Last month, I temporarily lost my son; for about 15 minutes I didn’t know where he was. We were visiting the church I attended as a child. Waylon, my tenacious 2 year old was elated when he saw all of the children playing together after the service was over. My intuition told me to keep an even more attentive eye on him since we were in a new place and he was overly excited. I stopped to say hello to someone and then he bolted down the hall. I wasn’t too far behind when he turned a corner and was gone. I turned the next corner and the next to still see no sign of him. I hurried to the parking lots to see if he had strayed that far, but he was no where in sight. My heart rate quickened and panic set in. I retraced my steps and started asking others if they had seen my son, but no one had. Major panic took over my body at this point and I froze. I didn’t want to go to the street to find my worst fear and I collapsed in the breezeway of the church. A friend held me while I cried and screamed out for my son while everyone started searching for him. While others where searching and asking for the whereabouts of Waylon, someone got word that a man picked him up and took him. 911 was called and I lost my mind. A level of pain, despair, fear, and confusion came over me during this moment that I didn’t know existed and had never experienced before. Physically I saw stars and lost all breath but mental and emotionally I couldn’t imagine the next few moments (let alone my entire life) thinking that someone had taken my son. I couldn’t comprehend what I would do or who I would be without him.
About 5 minutes after hearing that horrific news and thinking that he was taken, someone saw his little shoes peek out from behind the door of a copy room. He had turned that first corner and like a ninja ran into the copy room and shut the door which locked automatically. When I heard they found him I couldn’t even stand so I crawled with everything left in me to that door and embraced my son with streaming tears.
Never have I felt such relief and yet still so much pain at the thought of the alternative. I grieve for the parents that don’t have this outcome. The only way to describe the sense of loss I felt for minutes is to say that I felt like life left my body, mobility was out of the question, and my heart felt void and massively heavy all at the same time. Waylon was pretty unphased at this major event in his mother’s life and picked up playing where he left off. I on the other hand will never forget this day.
I have to be honest, my son has never looked more beautiful than he did that day I thought he was gone and I have never loved him more. I know most people think the day your child is born is the best day of your life and that you never know how you could love anything more. My experience has been different. I loved my son instantly the day he was born, but I was a new moher with fears and anxieties that coexisted with this new love.

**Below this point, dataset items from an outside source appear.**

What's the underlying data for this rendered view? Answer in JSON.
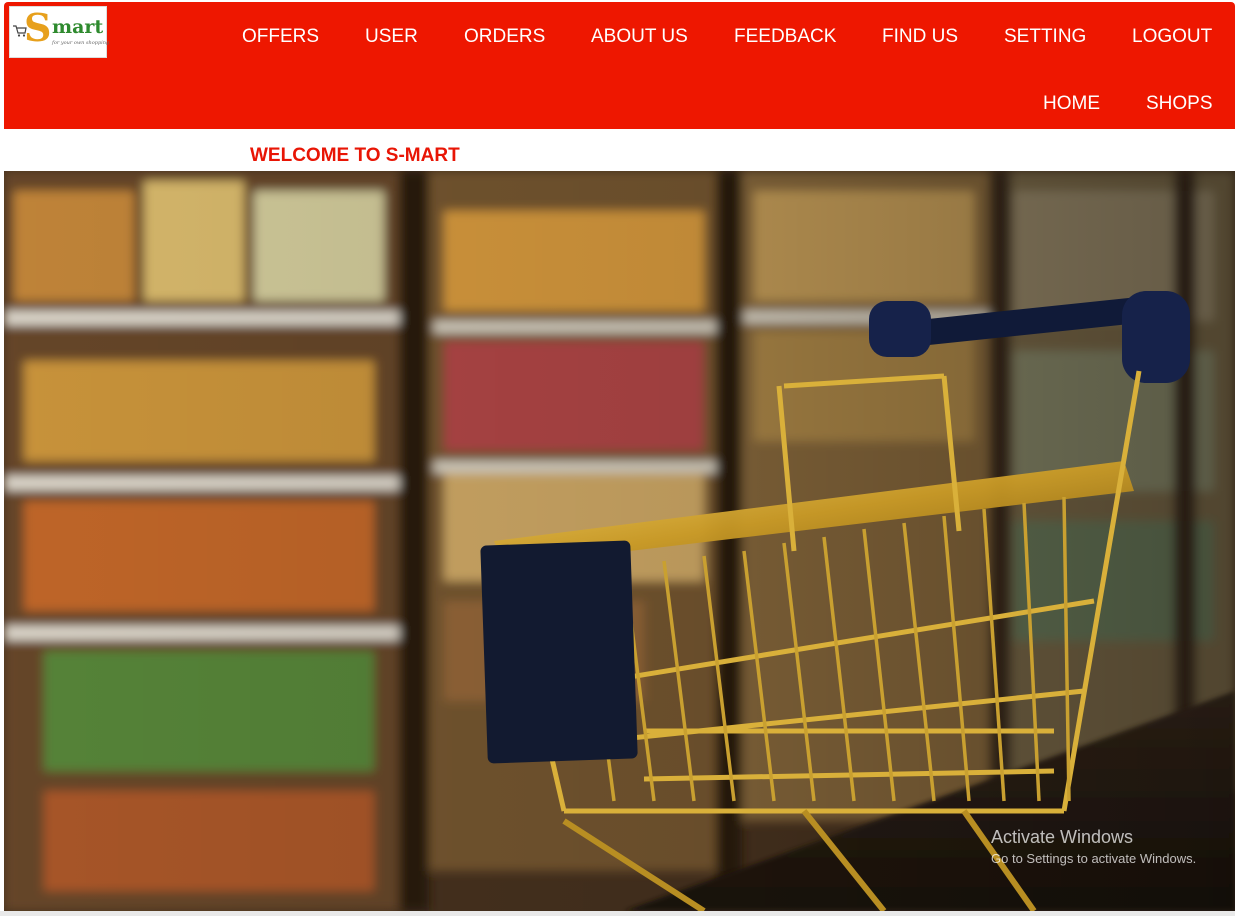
{
  "logo": {
    "text": "mart",
    "s_glyph": "S",
    "tagline": "for your own shopping",
    "icon": "shopping-cart-icon"
  },
  "nav": {
    "row1": [
      "OFFERS",
      "USER",
      "ORDERS",
      "ABOUT US",
      "FEEDBACK",
      "FIND US",
      "SETTING",
      "LOGOUT"
    ],
    "row2": [
      "HOME",
      "SHOPS"
    ]
  },
  "welcome": "WELCOME TO S-MART",
  "hero": {
    "subject": "shopping-cart-in-supermarket-aisle"
  },
  "watermark": {
    "title": "Activate Windows",
    "subtitle": "Go to Settings to activate Windows."
  },
  "colors": {
    "navbar": "#ee1700",
    "welcome_text": "#e81505",
    "logo_green": "#2e8a2e",
    "logo_gold": "#e7a01c"
  }
}
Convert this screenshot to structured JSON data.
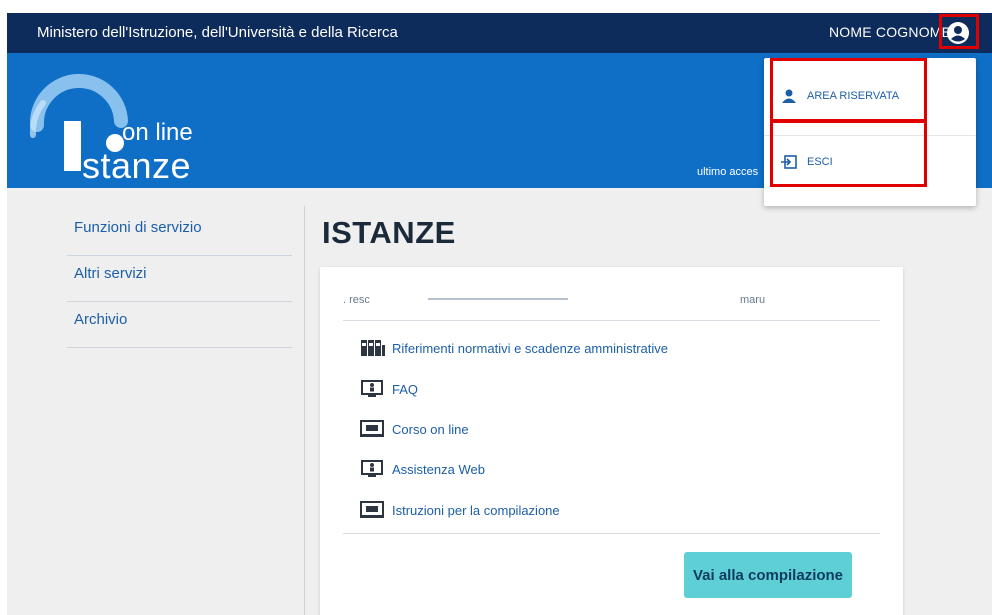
{
  "header": {
    "ministry": "Ministero dell'Istruzione, dell'Università e della Ricerca",
    "user_name": "NOME COGNOME",
    "user_icon": "user-circle-icon"
  },
  "banner": {
    "logo_online": "on line",
    "logo_istanze": "stanze",
    "last_access": "ultimo acces"
  },
  "sidebar": {
    "items": [
      {
        "label": "Funzioni di servizio"
      },
      {
        "label": "Altri servizi"
      },
      {
        "label": "Archivio"
      }
    ]
  },
  "main": {
    "title": "ISTANZE",
    "card": {
      "header_left": ". resc",
      "header_right": "maru",
      "links": [
        {
          "label": "Riferimenti normativi e scadenze amministrative",
          "icon": "binders-icon"
        },
        {
          "label": "FAQ",
          "icon": "monitor-person-icon"
        },
        {
          "label": "Corso on line",
          "icon": "monitor-video-icon"
        },
        {
          "label": "Assistenza Web",
          "icon": "monitor-person-icon"
        },
        {
          "label": "Istruzioni per la compilazione",
          "icon": "monitor-video-icon"
        }
      ],
      "button": "Vai alla compilazione"
    }
  },
  "dropdown": {
    "items": [
      {
        "label": "AREA RISERVATA",
        "icon": "person-icon"
      },
      {
        "label": "ESCI",
        "icon": "logout-icon"
      }
    ]
  },
  "colors": {
    "topbar": "#0d2c5c",
    "banner": "#0f6fc6",
    "link": "#1c5fa8",
    "button": "#5fcfd6",
    "highlight": "#e00000"
  }
}
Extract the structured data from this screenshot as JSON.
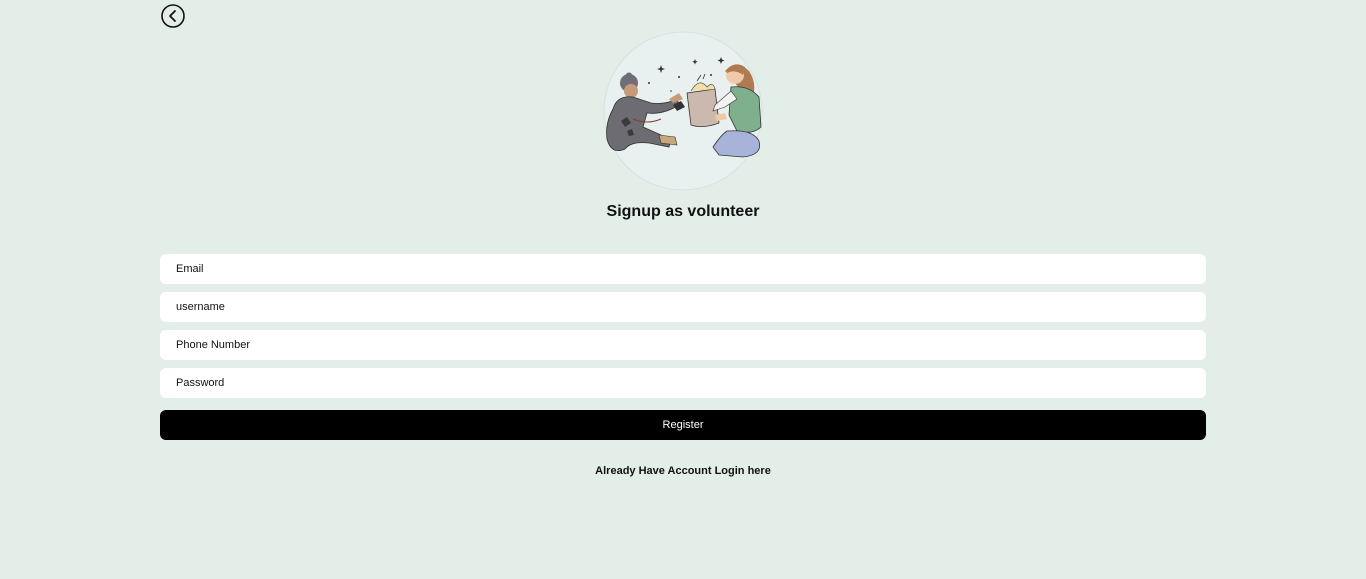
{
  "header": {
    "back_icon": "chevron-left-circle-icon"
  },
  "hero": {
    "illustration": "volunteer-giving-bag-illustration"
  },
  "form": {
    "title": "Signup as volunteer",
    "email_placeholder": "Email",
    "username_placeholder": "username",
    "phone_placeholder": "Phone Number",
    "password_placeholder": "Password",
    "register_label": "Register"
  },
  "footer": {
    "login_link": "Already Have Account Login here"
  },
  "colors": {
    "background": "#e4eee9",
    "button": "#000000",
    "button_text": "#ffffff",
    "field_bg": "#ffffff"
  }
}
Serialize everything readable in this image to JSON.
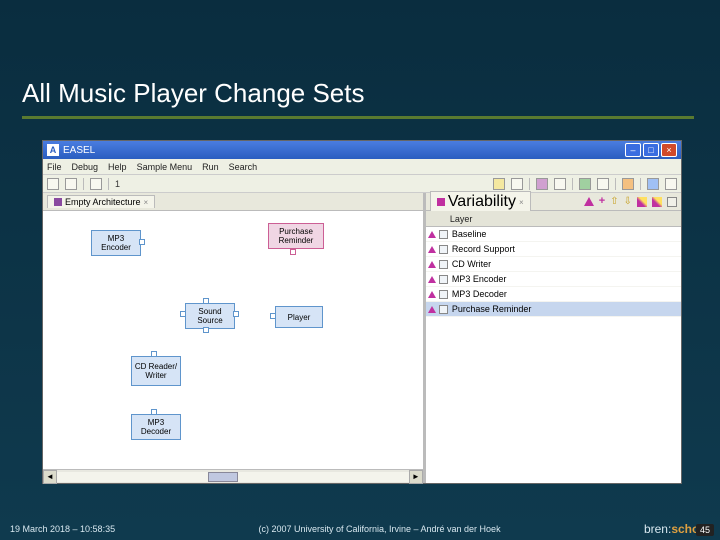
{
  "slide": {
    "title": "All Music Player Change Sets",
    "date": "19 March 2018 – 10:58:35",
    "copyright": "(c) 2007 University of California, Irvine – André van der Hoek",
    "page_num": "45",
    "logo_text": "bren:school"
  },
  "app": {
    "title": "EASEL",
    "menu": [
      "File",
      "Debug",
      "Help",
      "Sample Menu",
      "Run",
      "Search"
    ],
    "toolbar_value": "1",
    "left_tab": "Empty Architecture",
    "right_tab": "Variability",
    "layer_header": "Layer",
    "layers": [
      "Baseline",
      "Record Support",
      "CD Writer",
      "MP3 Encoder",
      "MP3 Decoder",
      "Purchase Reminder"
    ],
    "selected_layer_index": 5,
    "boxes": {
      "mp3enc": "MP3 Encoder",
      "purchase": "Purchase Reminder",
      "sound": "Sound Source",
      "player": "Player",
      "cdrw": "CD Reader/ Writer",
      "mp3dec": "MP3 Decoder"
    }
  }
}
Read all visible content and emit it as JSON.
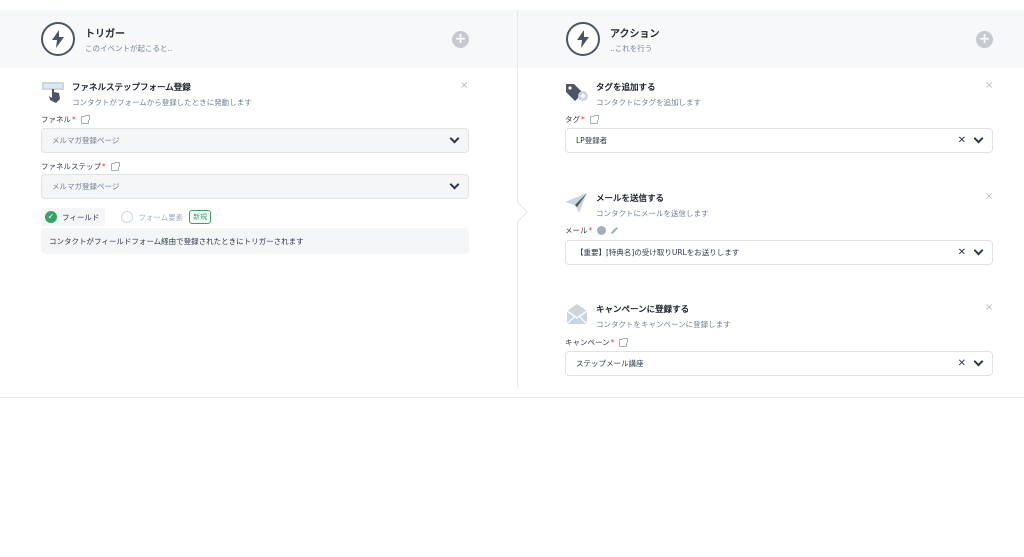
{
  "trigger": {
    "title": "トリガー",
    "subtitle": "このイベントが起こると..",
    "block": {
      "title": "ファネルステップフォーム登録",
      "subtitle": "コンタクトがフォームから登録したときに発動します",
      "funnel_label": "ファネル",
      "funnel_value": "メルマガ登録ページ",
      "step_label": "ファネルステップ",
      "step_value": "メルマガ登録ページ",
      "option_field": "フィールド",
      "option_form": "フォーム要素",
      "new_badge": "新規",
      "note": "コンタクトがフィールドフォーム経由で登録されたときにトリガーされます"
    }
  },
  "action": {
    "title": "アクション",
    "subtitle": "..これを行う",
    "blocks": [
      {
        "title": "タグを追加する",
        "subtitle": "コンタクトにタグを追加します",
        "label": "タグ",
        "value": "LP登録者"
      },
      {
        "title": "メールを送信する",
        "subtitle": "コンタクトにメールを送信します",
        "label": "メール",
        "value": "【重要】[特典名]の受け取りURLをお送りします"
      },
      {
        "title": "キャンペーンに登録する",
        "subtitle": "コンタクトをキャンペーンに登録します",
        "label": "キャンペーン",
        "value": "ステップメール講座"
      }
    ]
  },
  "symbols": {
    "required": "*",
    "close": "×",
    "plus": "+",
    "clear": "✕",
    "check": "✓"
  },
  "colors": {
    "accent_green": "#38a169",
    "required_red": "#e53e3e",
    "band_bg": "#f7f8fa"
  }
}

As I’ve gotten to know this little person, I’ve learned his quirks, his faces, his sense of humor, his sensitivities, his laugh and his cries-all of which now make up a huge section of my heart like 99.9% of it!
That day I unplugged from all my other cares, worries, insecurities and I was a fully present mother. In the afternoon I sat with him in the sand and soaked up all the images of him that I could: the sun hitting his face, the golden flecks in his hair, his coy smile, and how happy he was to have me sit with him while he dug in the sand. No phone, no camera no other cares; just me and him. I saw my son, his worth, his blessing, and our connection to each other more clearly than ever before. It’s pretty impossible to be that fully present all the time but I am certainly going to practice this kind of presence more for my son and myself. I tasted the price of great love and felt a connection to my son and God more than ever before.
As a Christian I know the price of great love is that God sent his son to die so I could live. His love is so great for me He continues to love me with an undying love even when I ignore my need for Him. The price of great love is that you would give your life for that love. Not only do I know this love, I feel it. God’s love for me-his daughter, is that all gut-wrenching, ugly-cry, snot and tears streaming down your face, unfathomable kind of love. I can try to compare it to the love I feel for my son, but I know that still pales in the light of love from a perfect and unconditionally loving God.